WHERE catID = '$eventCat' AND venueID = '$eventVenue'";


$rsSearch = mysqli_query($conn,$sqlSearch) or die(mysqli_error($conn));


?>
<!DOCTYPE html>
<html>
<head>
<title></title>
</head>
<body>

<thead>
<th>Title</th>
</thead>
<?php
while ($row =mysqli_fetch_assoc($rsSearch)){
//extract each field$
$id = $row ["eventID"];
$title = $row ["eventTitle"];
$desc = $row ["eventDescription"];
$venueId = $row ["venueID"];
// $venue = $row ["venueName"];
// $location = $row ["location"];
$categoryId = $row ["catID"];
//$category = $row ["catDesc"];
$eStart = $row ["eventStartDate"];
$eEnd = $row ["eventEndDate"];
$ePrice = $row ["eventPrice"];


if(!empty($row)){

//start a row
echo"<tr>\n";
//output the url
echo"<td>\n";
echo"<div><a href =\"allDetails.php?eventID=$id\">
$title</a></div>\n";
echo"</td>\n";
}
else{
echo "No event found!

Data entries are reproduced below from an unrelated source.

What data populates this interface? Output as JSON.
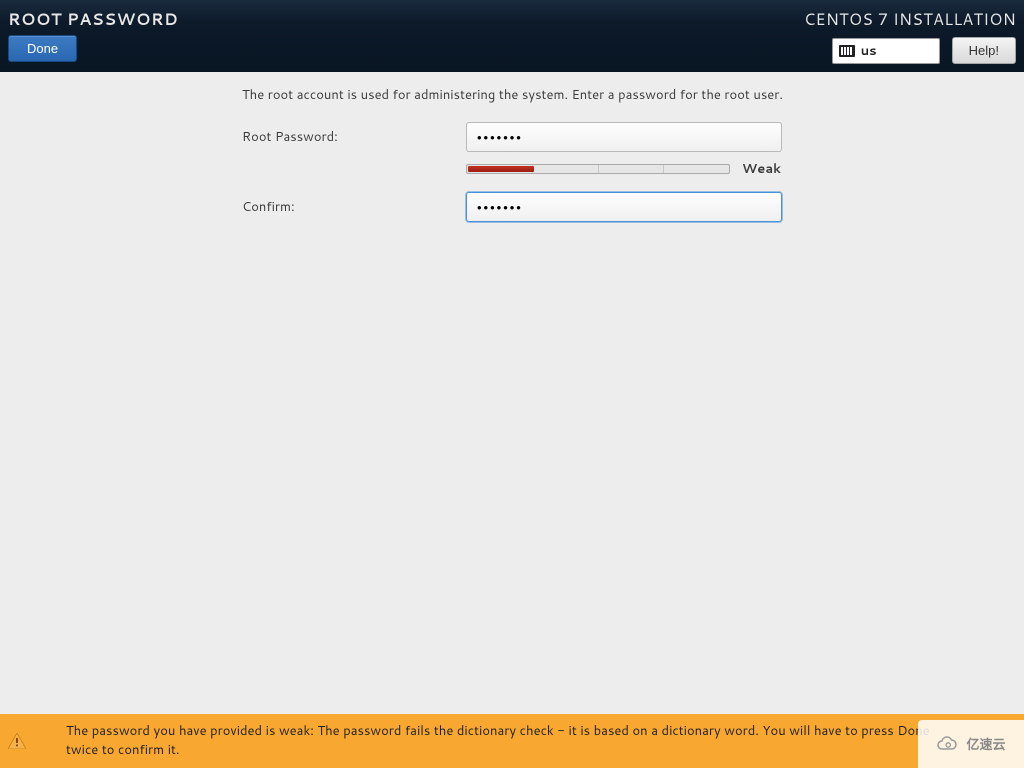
{
  "header": {
    "title": "ROOT PASSWORD",
    "done_label": "Done",
    "install_title": "CENTOS 7 INSTALLATION",
    "keyboard_layout": "us",
    "help_label": "Help!"
  },
  "form": {
    "instruction": "The root account is used for administering the system.  Enter a password for the root user.",
    "root_password_label": "Root Password:",
    "root_password_value": "•••••••",
    "confirm_label": "Confirm:",
    "confirm_value": "•••••••",
    "strength_text": "Weak",
    "strength_fill_percent": 25
  },
  "warning": {
    "message": "The password you have provided is weak: The password fails the dictionary check - it is based on a dictionary word. You will have to press Done twice to confirm it."
  },
  "watermark": {
    "text": "亿速云"
  }
}
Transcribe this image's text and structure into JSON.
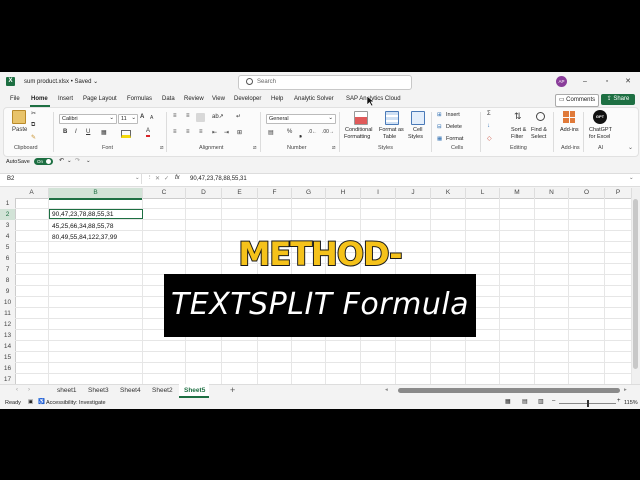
{
  "window": {
    "file_name": "sum product.xlsx",
    "saved_status": "• Saved",
    "search_placeholder": "Search",
    "user_initials": "AP"
  },
  "menu": {
    "tabs": [
      "File",
      "Home",
      "Insert",
      "Page Layout",
      "Formulas",
      "Data",
      "Review",
      "View",
      "Developer",
      "Help",
      "Analytic Solver",
      "SAP Analytics Cloud"
    ],
    "active": "Home",
    "comments_label": "Comments",
    "share_label": "Share"
  },
  "ribbon": {
    "paste_label": "Paste",
    "font_name": "Calibri",
    "font_size": "11",
    "number_format": "General",
    "groups": {
      "clipboard": "Clipboard",
      "font": "Font",
      "alignment": "Alignment",
      "number": "Number",
      "styles": "Styles",
      "cells": "Cells",
      "editing": "Editing",
      "addins": "Add-ins",
      "ai": "AI"
    },
    "styles": {
      "conditional_1": "Conditional",
      "conditional_2": "Formatting",
      "format_table_1": "Format as",
      "format_table_2": "Table",
      "cell_styles_1": "Cell",
      "cell_styles_2": "Styles"
    },
    "cells": {
      "insert": "Insert",
      "delete": "Delete",
      "format": "Format"
    },
    "editing": {
      "sort_1": "Sort &",
      "sort_2": "Filter",
      "find_1": "Find &",
      "find_2": "Select"
    },
    "addins_label": "Add-ins",
    "chatgpt_icon_text": "GPT",
    "chatgpt_1": "ChatGPT",
    "chatgpt_2": "for Excel"
  },
  "qat": {
    "autosave_label": "AutoSave",
    "toggle_state": "On"
  },
  "formula_bar": {
    "cell_ref": "B2",
    "fx": "fx",
    "formula": "90,47,23,78,88,55,31"
  },
  "grid": {
    "columns": [
      "A",
      "B",
      "C",
      "D",
      "E",
      "F",
      "G",
      "H",
      "I",
      "J",
      "K",
      "L",
      "M",
      "N",
      "O",
      "P"
    ],
    "rows": [
      "1",
      "2",
      "3",
      "4",
      "5",
      "6",
      "7",
      "8",
      "9",
      "10",
      "11",
      "12",
      "13",
      "14",
      "15",
      "16",
      "17"
    ],
    "b2": "90,47,23,78,88,55,31",
    "b3": "45,25,66,34,88,55,78",
    "b4": "80,49,55,84,122,37,99"
  },
  "sheets": {
    "items": [
      "sheet1",
      "Sheet3",
      "Sheet4",
      "Sheet2",
      "Sheet5"
    ],
    "active": "Sheet5",
    "add_label": "+"
  },
  "status": {
    "ready": "Ready",
    "accessibility": "Accessibility: Investigate",
    "zoom": "115%"
  },
  "overlay": {
    "method": "METHOD-02",
    "caption": "TEXTSPLIT Formula"
  },
  "colors": {
    "excel_green": "#1d6f42",
    "method_yellow": "#f5c21a",
    "avatar_purple": "#8a3d9a"
  }
}
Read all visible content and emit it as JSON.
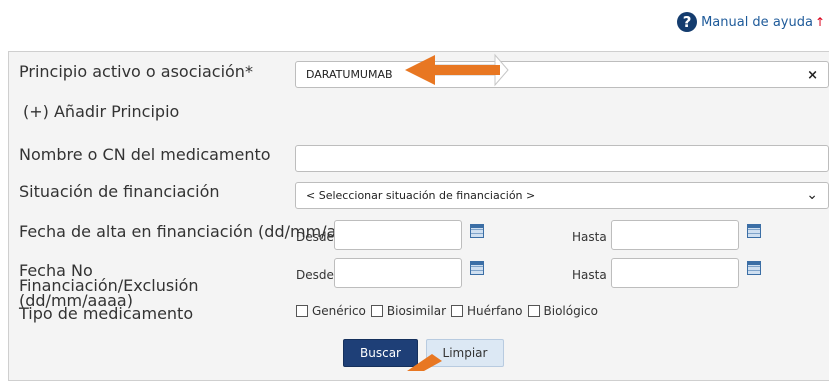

Please select other option.\n";



}

}
mysqli_free_result($rsSearch);
mysqli_close($conn);

?>

</body>
</html>

Answer

Check the amount of rows and then write your code based on the result.

$rows=mysqli_num_rows($rsSearch); 

if($rows > 0) {

while ($row = mysqli_fetch_assoc($rsSearch)){

// code for results

} 

} else {

// legend for no results

}

Edit: you don't need to ask the mysql result array whether the line is populated or empty, the line itself will never be empty, it will simply not exist in the array if the query didn't find any data.